Die von Steinbrück vollends zur Karikatur abgeschmolzene „Reichensteuer“ wurde von Beck verteidigt, als könne man damit, die zurückliegende Steuersenkungsorgie und die aktuelle Kürzung der Pendlerpauschale, die Mehrwertsteuererhöhung, die Kürzung der Sparerfreibeträge, die höhere Versicherungssteuer, den früheren Wegfall des Kindergeldes vergessen machen.

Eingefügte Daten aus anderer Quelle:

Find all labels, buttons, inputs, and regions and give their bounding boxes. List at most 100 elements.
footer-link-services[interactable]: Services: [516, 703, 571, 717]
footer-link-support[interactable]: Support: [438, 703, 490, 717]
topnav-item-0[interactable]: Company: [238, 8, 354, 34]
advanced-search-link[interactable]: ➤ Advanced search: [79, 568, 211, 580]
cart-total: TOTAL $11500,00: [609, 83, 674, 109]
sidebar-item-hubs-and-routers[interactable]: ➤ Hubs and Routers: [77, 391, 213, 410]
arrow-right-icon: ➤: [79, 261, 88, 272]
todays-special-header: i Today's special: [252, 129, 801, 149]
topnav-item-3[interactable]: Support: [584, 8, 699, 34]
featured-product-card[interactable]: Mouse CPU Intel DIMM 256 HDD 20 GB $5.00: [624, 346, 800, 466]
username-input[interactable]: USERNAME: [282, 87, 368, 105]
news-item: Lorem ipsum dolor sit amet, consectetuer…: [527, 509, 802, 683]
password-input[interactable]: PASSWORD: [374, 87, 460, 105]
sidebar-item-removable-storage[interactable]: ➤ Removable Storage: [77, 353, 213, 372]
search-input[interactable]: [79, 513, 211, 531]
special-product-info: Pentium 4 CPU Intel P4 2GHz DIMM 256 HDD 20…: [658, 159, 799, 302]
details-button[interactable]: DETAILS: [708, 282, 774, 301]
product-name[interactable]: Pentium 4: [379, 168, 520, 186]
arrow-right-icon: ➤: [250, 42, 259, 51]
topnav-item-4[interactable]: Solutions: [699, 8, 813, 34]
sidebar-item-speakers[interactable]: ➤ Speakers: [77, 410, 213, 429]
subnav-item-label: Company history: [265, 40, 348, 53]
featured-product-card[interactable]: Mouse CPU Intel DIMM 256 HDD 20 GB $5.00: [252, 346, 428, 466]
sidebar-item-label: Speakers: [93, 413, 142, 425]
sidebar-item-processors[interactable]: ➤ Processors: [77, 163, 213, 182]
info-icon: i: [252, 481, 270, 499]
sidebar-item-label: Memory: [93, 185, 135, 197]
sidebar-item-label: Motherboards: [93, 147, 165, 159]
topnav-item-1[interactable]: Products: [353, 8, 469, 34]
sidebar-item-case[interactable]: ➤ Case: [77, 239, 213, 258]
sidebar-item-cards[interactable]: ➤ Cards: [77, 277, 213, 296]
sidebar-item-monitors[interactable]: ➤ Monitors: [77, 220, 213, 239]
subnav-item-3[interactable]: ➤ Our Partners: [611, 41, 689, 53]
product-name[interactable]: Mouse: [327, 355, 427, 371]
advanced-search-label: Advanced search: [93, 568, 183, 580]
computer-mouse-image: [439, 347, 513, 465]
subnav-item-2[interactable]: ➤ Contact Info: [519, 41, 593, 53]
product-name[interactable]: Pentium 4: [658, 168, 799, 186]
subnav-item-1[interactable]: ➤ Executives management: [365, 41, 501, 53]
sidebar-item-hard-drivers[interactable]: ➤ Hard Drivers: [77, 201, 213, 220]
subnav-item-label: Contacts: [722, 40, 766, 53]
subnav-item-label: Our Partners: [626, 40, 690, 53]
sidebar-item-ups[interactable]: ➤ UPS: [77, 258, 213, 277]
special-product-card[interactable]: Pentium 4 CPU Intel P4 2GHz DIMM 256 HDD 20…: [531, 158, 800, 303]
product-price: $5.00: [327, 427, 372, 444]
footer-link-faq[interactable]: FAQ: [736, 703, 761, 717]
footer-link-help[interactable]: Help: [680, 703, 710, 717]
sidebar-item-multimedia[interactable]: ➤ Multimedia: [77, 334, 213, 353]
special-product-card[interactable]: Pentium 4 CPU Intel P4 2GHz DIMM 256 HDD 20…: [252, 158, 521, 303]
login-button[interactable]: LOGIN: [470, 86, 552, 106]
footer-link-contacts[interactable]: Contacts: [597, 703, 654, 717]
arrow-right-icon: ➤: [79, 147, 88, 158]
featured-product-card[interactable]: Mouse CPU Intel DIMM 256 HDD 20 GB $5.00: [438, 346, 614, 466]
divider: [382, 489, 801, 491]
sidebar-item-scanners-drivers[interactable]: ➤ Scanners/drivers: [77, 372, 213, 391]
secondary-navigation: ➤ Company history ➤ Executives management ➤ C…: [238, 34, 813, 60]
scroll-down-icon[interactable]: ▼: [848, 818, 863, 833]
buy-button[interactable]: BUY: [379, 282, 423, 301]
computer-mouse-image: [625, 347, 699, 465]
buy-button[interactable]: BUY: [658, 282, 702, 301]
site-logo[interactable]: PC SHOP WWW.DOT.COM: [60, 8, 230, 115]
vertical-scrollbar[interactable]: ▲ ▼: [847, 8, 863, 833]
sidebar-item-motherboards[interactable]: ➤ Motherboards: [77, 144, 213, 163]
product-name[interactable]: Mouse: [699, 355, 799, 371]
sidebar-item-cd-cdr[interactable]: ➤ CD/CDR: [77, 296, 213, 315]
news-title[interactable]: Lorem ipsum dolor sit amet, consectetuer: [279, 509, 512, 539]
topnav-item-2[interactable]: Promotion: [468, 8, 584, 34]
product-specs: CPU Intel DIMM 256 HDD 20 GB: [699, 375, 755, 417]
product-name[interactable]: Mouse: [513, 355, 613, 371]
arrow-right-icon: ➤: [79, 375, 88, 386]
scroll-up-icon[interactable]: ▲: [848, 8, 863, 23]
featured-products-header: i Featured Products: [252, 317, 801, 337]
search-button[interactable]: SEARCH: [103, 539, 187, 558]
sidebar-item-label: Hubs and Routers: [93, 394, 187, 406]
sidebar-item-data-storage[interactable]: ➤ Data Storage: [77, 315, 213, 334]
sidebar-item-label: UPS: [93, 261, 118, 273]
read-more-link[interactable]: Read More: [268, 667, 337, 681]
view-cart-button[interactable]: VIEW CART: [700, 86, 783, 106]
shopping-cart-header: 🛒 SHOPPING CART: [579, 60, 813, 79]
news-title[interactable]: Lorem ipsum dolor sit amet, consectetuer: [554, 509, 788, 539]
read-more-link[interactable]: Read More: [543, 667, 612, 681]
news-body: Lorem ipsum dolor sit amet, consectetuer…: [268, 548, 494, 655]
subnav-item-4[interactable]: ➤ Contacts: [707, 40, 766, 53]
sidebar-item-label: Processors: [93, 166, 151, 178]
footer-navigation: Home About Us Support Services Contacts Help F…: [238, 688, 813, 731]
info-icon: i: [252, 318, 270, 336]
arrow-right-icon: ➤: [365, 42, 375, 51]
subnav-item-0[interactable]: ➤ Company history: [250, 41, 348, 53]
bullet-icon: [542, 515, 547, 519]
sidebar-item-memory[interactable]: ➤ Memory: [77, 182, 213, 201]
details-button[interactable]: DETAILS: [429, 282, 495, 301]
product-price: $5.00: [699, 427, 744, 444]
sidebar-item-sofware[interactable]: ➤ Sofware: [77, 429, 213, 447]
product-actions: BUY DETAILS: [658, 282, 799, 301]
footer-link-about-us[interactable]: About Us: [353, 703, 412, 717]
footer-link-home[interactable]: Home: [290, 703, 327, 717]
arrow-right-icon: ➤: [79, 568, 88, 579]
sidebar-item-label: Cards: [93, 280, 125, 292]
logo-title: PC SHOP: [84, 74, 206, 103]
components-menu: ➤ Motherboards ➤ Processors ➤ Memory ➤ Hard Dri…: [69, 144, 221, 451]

Geradezu ein Armutszeugnis war es, dass Beck mit keinem Wort auf die Wirtschafts- und Beschäftigungspolitik einging. Kein Satz zur gewerkschaftlichen Kritik des DGB-Vorsitzenden Sommer in dessen Grußwort.
Nichts zur Rente mit 67, nichts zu Hartz IV, nichts zu den gerade zurückliegenden Steuerentscheidungen der Regierung und ihren Belastungen gerade für die Lohnempfänger.
Beck zitierte einen Brief eines Genossen, in dem dieser beklagte, dass in den letzten 10 Jahren die Parteibasis ins Abseits gedrängt worden sei. Er verwies auf die Wahlergebnisse, die Anlass zur Sorge seien und auf die Tatsache, dass seit 1997 der SPD 37% ihrer Mitglieder abhanden gekommen seien.
Seine einzige Antwort darauf war der Appell, dass die SPD bis zum nächsten Parteitag mit einer Werbeaktion 57.000 neue Mitglieder gewinnen müsse. (Warum eigentlich gerade 57.000?)
Kein Wort über die Gründe von Wahlniederlagen, kein Wort darüber, warum die SPD diesen Substanzverlust erlitten hat.
Auffällig war, dass Beck weder das Wort „Reform“ noch die Agenda 2010 in den Mund genommen hat und Schröder hat er nur an einer Stelle im Zusammenhang mit dem Irak-Krieg angesprochen. Er hat aber nicht die geringste Andeutung gemacht, wo er den bisherigen erfolglosen Kurs korrigieren möchte. Wo war da „Führungskraft“? Und vor allem wohin soll geführt werden?
Der einzige erkennbare Wandel von Schröder über Platzeck zu Beck war eigentlich nur, dass statt der Farbe „Umbra“ an der Rückwand, wieder das traditionelle hellblau leuchtete.
„Es war ein guter Parteitag“ sagte Beck im Schlusswort. Man ist bescheiden geworden. Jedenfalls kann jetzt niemand mehr enttäuscht sein von Kurt Beck und der SPD. Das kann ja auch eine Strategie sein, bekanntlich darf man die Pfälzer nicht unterschätzen.